Türkiye deki resmi, ve de kimi zaman halka da sirayet etmiş, anlayışın doğu(orient) ve "doğulular"a bakış açısı malum. Fakat iran bu kemikleşmiş bakış açısından çok öncede öteki olmak için içinde parametre bulunduruyordu. Cumhuriyet sonrası, misak-ı milli sınırları içersindeki doğuluların durumu malum. doğunun güneyinde kalan ve ecnebilerin orta doğu dedikleri bölgeye yayılmış arapların bu dönemden sonra sahip olduğu paye ise osmanlıyı arkadan vurma payesiydi[benzer bir bakış açısının, benzer bir ayrışma olan kuvayı milliye-osmanlı ayrışmasında sergilenmemesi ise biraz düşündürücü]. daha da ötesinde "onlar" araptı, pisti, müslümanlık adı altında türkleri sömürmüş bir kültürdü. bu bakış açısı araplara sempati ile yaklaşan ülkenin kimi kesimi(özellikle dindar kesimi) tarafından başlarda paylaşılmamış olsa da, zamanla aşılanan “türklük bilinci”nin içinde fazlasıyla barındırdığı milliyetçi, kimi zaman da ırkçı öğeler bu bilincin halk tabakasına da yayılmasına neden olmuştur. sonuç olarak yüzyıllarca birbiri ile aynı hava ve ortamı paylaşmış halklar birbirine yabancılaşmış ve sanki hiç tanışmamışlar gibi biribirine yabancılaşmıştır.

Başta da dediğim gibi iran öteden beri bu topraklardakiler için ötekilik öğelerini içinde barındırıyordu.

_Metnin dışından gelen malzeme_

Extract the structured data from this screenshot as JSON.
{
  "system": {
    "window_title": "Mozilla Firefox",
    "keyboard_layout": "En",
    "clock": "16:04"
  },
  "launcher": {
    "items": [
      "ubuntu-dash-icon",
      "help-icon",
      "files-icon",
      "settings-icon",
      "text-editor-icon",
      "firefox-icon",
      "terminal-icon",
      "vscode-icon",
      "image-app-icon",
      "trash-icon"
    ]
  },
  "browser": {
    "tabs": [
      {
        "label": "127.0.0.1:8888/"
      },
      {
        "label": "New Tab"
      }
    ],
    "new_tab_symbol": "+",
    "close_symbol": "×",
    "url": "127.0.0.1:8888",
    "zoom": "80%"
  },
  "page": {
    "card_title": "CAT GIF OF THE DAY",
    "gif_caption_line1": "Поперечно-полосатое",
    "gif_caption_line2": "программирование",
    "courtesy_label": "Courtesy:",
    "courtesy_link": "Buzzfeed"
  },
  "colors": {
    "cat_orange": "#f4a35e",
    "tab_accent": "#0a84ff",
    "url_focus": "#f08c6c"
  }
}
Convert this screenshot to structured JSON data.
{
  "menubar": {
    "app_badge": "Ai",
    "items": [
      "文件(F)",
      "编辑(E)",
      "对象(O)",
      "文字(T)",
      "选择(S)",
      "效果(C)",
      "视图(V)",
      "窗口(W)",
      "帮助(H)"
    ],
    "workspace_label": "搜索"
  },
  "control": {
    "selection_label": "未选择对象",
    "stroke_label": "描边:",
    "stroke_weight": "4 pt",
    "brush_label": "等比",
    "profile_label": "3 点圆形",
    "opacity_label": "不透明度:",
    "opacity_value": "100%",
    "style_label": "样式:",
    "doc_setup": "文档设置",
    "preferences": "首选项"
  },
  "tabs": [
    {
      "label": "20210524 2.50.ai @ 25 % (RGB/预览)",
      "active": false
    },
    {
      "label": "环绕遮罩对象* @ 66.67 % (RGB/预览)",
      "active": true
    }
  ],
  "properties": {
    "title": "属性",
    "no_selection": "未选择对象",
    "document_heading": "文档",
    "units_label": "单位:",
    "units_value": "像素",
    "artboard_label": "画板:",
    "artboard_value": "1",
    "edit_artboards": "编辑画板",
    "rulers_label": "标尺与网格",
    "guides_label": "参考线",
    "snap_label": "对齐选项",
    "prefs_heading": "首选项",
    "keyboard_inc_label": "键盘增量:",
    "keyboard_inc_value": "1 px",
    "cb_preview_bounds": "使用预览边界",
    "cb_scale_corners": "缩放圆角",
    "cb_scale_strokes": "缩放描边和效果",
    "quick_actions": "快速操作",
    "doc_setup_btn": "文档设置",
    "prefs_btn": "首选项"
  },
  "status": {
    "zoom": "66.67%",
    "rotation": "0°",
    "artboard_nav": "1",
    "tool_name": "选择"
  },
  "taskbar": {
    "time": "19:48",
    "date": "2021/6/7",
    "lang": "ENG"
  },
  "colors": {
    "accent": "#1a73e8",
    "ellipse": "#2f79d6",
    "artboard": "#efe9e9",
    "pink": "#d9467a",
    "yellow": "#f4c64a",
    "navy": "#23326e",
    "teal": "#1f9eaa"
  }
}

Osmanlı döneminde sahip olduğu şii kimliğinden dolayı ötekiliği hem çoğunlukla sünni olan halk tarafından, hem de yönetim tarafından paylaşılıyordu. bunun halk tarafından paylaşılmasında baştakilerin ne kadar payı vardı bilmiyorum ama, aynı coğrafyada olan ve benzer çıkarları olan rakip iki devletin(osmanlı-safevi), kimliğin o zamanki en güçlü öğesi olan mezhep kimliğini kullanması şaşırılmayacak bir durum. ama bu kullanılmamış olsa bile şii iran ın, araplar da olduğu gibi, halkın baştakilere rağmen sempati ile yaklaşmaları gibi bir şansı olmadı. örneğin, onca yıllık ötekileştirme çabalarına rağmen bugün bile, bu topraklardaki insanlar araplara oryantalist bakış açısı ile yaklaşmamayı başarabiliyorsa, ve bu şanstan iran adına bahsedilemiyorsa, bunun iran ın şiiliği ile önemli bir ilişkisi var.

iran ın osmanlı dönemindeki ötekiliği cumhuriyet sonrasına da taşınmış birkaç mirastan birisi sanırım. aslında belki de iran, osmanlı döneminde öteki olmasa bile, doğudakilerin topluca ötekileştirilmesinden o da payını alacak resmi anlayışın ve de zamanla halkın bakış açısıyla yine öteki olacaktı. ama iran osmanlı döneminde zaten ötekiydi, sonrasında bunun için ekstra bir çabaya gerek yoktu. dolayısı ile iran çoğu zaman bahsi geçmeyen bir ülkeydi.

Tam da iran buralardaki halkın gözüyle, gıyaben, Arapça konuşan(azımsanmayacak insanın böyle olduğunu sandığını gördüm), deveye binip kumdan çöllerde gezen bir toplum iken(bakış açısı tanıdık sanırım) islam devrimi gibi bir hadise gerçekleşti. bu noktadan sonra durum, duvarın ardında var olan, varlığı sadece gölgesinden bilinen bir varlıktan gelen korkutucu seslerin sahibi ile ilgili kişinin kafasında oluşturduğu tasavvura benzedi. o zamana kadar varlığı gölgesinden anlaşılan mahluk ile ilgili, bundan sonra kafada oluşan tasavvurda baş öğe çıkarttığı korkutucu seslerdir. iran da varlığı yıllarca gıyaben bilinen bir ülkeydi ama ne zaman ki islam devrimi gerçekleşti, o güne kadar varlığı bu topraklarda, pek umursanmayan iran ile ilgili kafalardaki tasavvurlarda islam devrimi baş parametreydi. kısaca artık bir korku unsuruydu. zaman zaman bu korku unsurunu yakından tanımak için tebdili kıyafet ile “haberciler” gönderiliyor, korkunun hiç de yersiz olmadığına, korkmakta ne kadar haklı oldunduğuna dair her haber de, insanlar bundan daha mutlu oluyor ve bundan mazoşist bir zevk alıyordu.

Yani iran bu toprakların insanlarının gözünde öncesinde şiilikten, sonrasında doğululuktan hep ötekiydi. islam devriminden sonra ise gözlerde artık korkunç bir hal aldı. benim gözümde ise farsça nın ve de geçmişteki köklü medeniyetlerin ve de en önemlisi bugüne kadar taşınmış kültürlerin ülkesi. bugün bir islam felsefesinden, biliminden bahsediyorsak bunu 9. ve 14. yüzyıllar arasındaki endulus ekolü kadar iran ekolüne de borçluyuz. ve her şeye rağmen iran, burdaki ve ordaki baştakilerden azade, gözümde değeri değişmeyecek bir kültürdür.